For every 100 white women age 25 to 54 not in jail, there are 99 white men. For every 100 black women 25-54 out of jail, the equivalent number of black men is 83. That means that for this age group, more than one out of six black men have disappeared from their communities.
The figures come from a New York Times analysis published this week. I recommend it. There’s plenty more to consider, but as the Times put it:
It is a measure of the deep disparities that continue to afflict black men – disparities being debated after a recent spate of killings by the police – and the gender gap is itself a further cause of social ills, leaving many communities without enough men to be fathers and husbands.
Minor differences between the races – premature death, census undercounting – account for one or two of the 16 “disappeared” black men. The overwhelming disparity is attributable to incarceration.
Demographers have long noted racial discrepancies in crime and sentencing. According to the National Academy of Sciences (NAS), the incarceration rate (people in prison and jail per 100,000 population) was 161 in 1972 and 707 in 2012, a total of 2.23 million people. But the imprisonment rate for blacks was 4.6 times that for whites.

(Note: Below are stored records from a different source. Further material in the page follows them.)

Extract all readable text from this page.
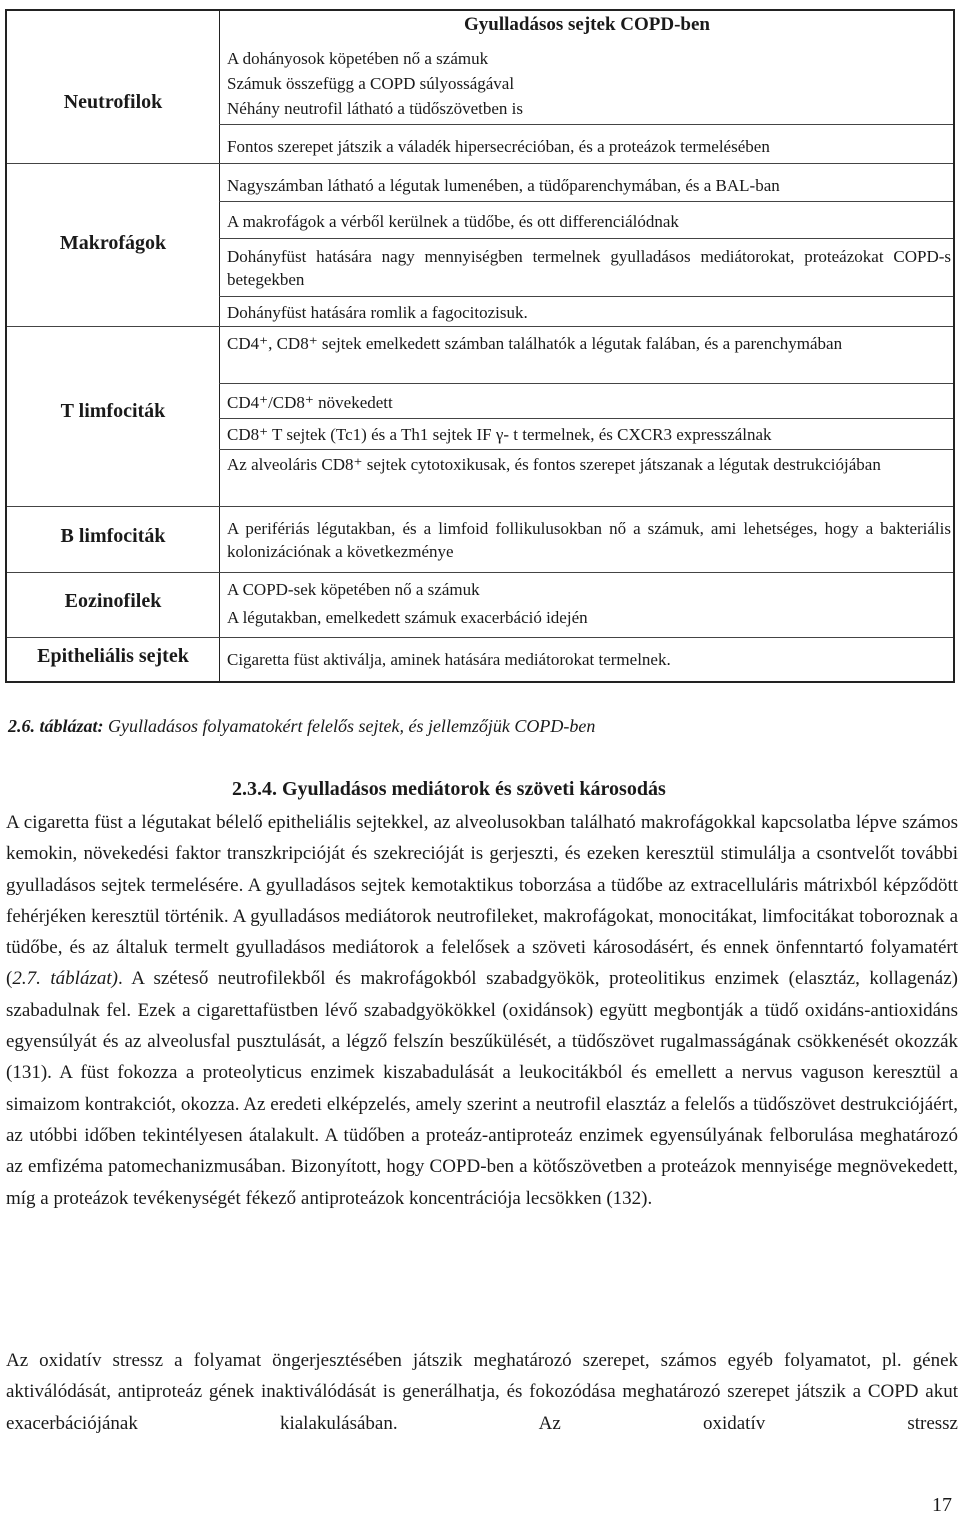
Gyulladásos sejtek COPD-ben
Neutrofilok
A dohányosok köpetében nő a számuk
Számuk összefügg a COPD súlyosságával
Néhány neutrofil látható a tüdőszövetben is
Fontos szerepet játszik a váladék hipersecrécióban, és a proteázok termelésében
Makrofágok
Nagyszámban látható a légutak lumenében, a tüdőparenchymában, és a BAL-ban
A makrofágok a vérből kerülnek a tüdőbe, és ott differenciálódnak
Dohányfüst hatására nagy mennyiségben termelnek gyulladásos mediátorokat, proteázokat COPD-s betegekben
Dohányfüst hatására romlik a fagocitozisuk.
T limfociták
CD4⁺, CD8⁺ sejtek emelkedett számban találhatók a légutak falában, és a parenchymában
CD4⁺/CD8⁺ növekedett
CD8⁺ T sejtek (Tc1) és a Th1 sejtek IF γ- t termelnek, és CXCR3 expresszálnak
Az alveoláris CD8⁺ sejtek cytotoxikusak, és fontos szerepet játszanak a légutak destrukciójában
B limfociták	A perifériás légutakban, és a limfoid follikulusokban nő a számuk, ami lehetséges, hogy a bakteriális kolonizációnak a következménye
Eozinofilek
A COPD-sek köpetében nő a számuk
A légutakban, emelkedett számuk exacerbáció idején
Epitheliális sejtek	Cigaretta füst aktiválja, aminek hatására mediátorokat termelnek.
2.6. táblázat: Gyulladásos folyamatokért felelős sejtek, és jellemzőjük COPD-ben
2.3.4. Gyulladásos mediátorok és szöveti károsodás
A cigaretta füst a légutakat bélelő epitheliális sejtekkel, az alveolusokban található makrofágokkal kapcsolatba lépve számos kemokin, növekedési faktor transzkripcióját és szekrecióját is gerjeszti, és ezeken keresztül stimulálja a csontvelőt további gyulladásos sejtek termelésére. A gyulladásos sejtek kemotaktikus toborzása a tüdőbe az extracelluláris mátrixból képződött fehérjéken keresztül történik. A gyulladásos mediátorok neutrofileket, makrofágokat, monocitákat, limfocitákat toboroznak a tüdőbe, és az általuk termelt gyulladásos mediátorok a felelősek a szöveti károsodásért, és ennek önfenntartó folyamatért (2.7. táblázat). A széteső neutrofilekből és makrofágokból szabadgyökök, proteolitikus enzimek (elasztáz, kollagenáz) szabadulnak fel. Ezek a cigarettafüstben lévő szabadgyökökkel (oxidánsok) együtt megbontják a tüdő oxidáns-antioxidáns egyensúlyát és az alveolusfal pusztulását, a légző felszín beszűkülését, a tüdőszövet rugalmasságának csökkenését okozzák (131). A füst fokozza a proteolyticus enzimek kiszabadulását a leukocitákból és emellett a nervus vaguson keresztül a simaizom kontrakciót, okozza. Az eredeti elképzelés, amely szerint a neutrofil elasztáz a felelős a tüdőszövet destrukciójáért, az utóbbi időben tekintélyesen átalakult. A tüdőben a proteáz-antiproteáz enzimek egyensúlyának felborulása meghatározó az emfizéma patomechanizmusában. Bizonyított, hogy COPD-ben a kötőszövetben a proteázok mennyisége megnövekedett, míg a proteázok tevékenységét fékező antiproteázok koncentrációja lecsökken (132).
Az oxidatív stressz a folyamat öngerjesztésében játszik meghatározó szerepet, számos egyéb folyamatot, pl. gének aktiválódását, antiproteáz gének inaktiválódását is generálhatja, és fokozódása meghatározó szerepet játszik a COPD akut exacerbációjának kialakulásában. Az oxidatív stressz
17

There is little correlation between crime and imprisonment. Rates of violent crime including murder have plummeted over the past 20 years (as I wrote last week), while the imprisoned population has soared. We’ve made a political choice based on fear and separation – that long sentences, mandatory minimums, “three strikes” – will make us safer. They don’t, they just make us harsher (we have 5 percent of the world’s population and 25 percent of its inmates). And if the idea is to lock up people until they’re too old to commit another crime, that’s not an efficient use of either people or money. Our prison budget is $60 billion a year.
For both black and white, the difference between going to prison or not is education, the NAS concluded. In 1972 and 2012, a tiny fraction of 1 percent of whites with at least some college were incarcerated. For blacks, the percentage for both years was about 2 percent. For white high school dropouts, the share behind bars climbed from 2 percent to 13 percent; for black dropouts, the share mushroomed from 6 percent to 35 percent.
It would be scratching the surface to conclude that incarceration exacerbates social, racial and political inquality, jeopardizing our aspirations for a democracy of, by and for the people. Consider the surface scratched. As the Times concluded, 1.5 million of us are not part of the fabric of society. We are truly disappeared.
So when Chief Justice Roberts writes, as he did in a 2007 decision striking down Seattle’s method of mitigating racial disparities in its schools, “The way to stop discrimination on the basis of race is to stop discriminating on the basis of race,” he’s missing something about the country over which he presides.
An invitation to think for a moment. Wonder what would happen if we spent $60 billion on meaningful Rehabilitation, Job Training, and Education. A bit of compassion? Some time to reflect on ONENESS? In this “Christian Nation”, try a little forgiveness? Didn’t Jesus say, ’70 times 7 dost thou forgive”, that’s a lot?
We might also ponder a $60 billion Business that need inmates to thrive?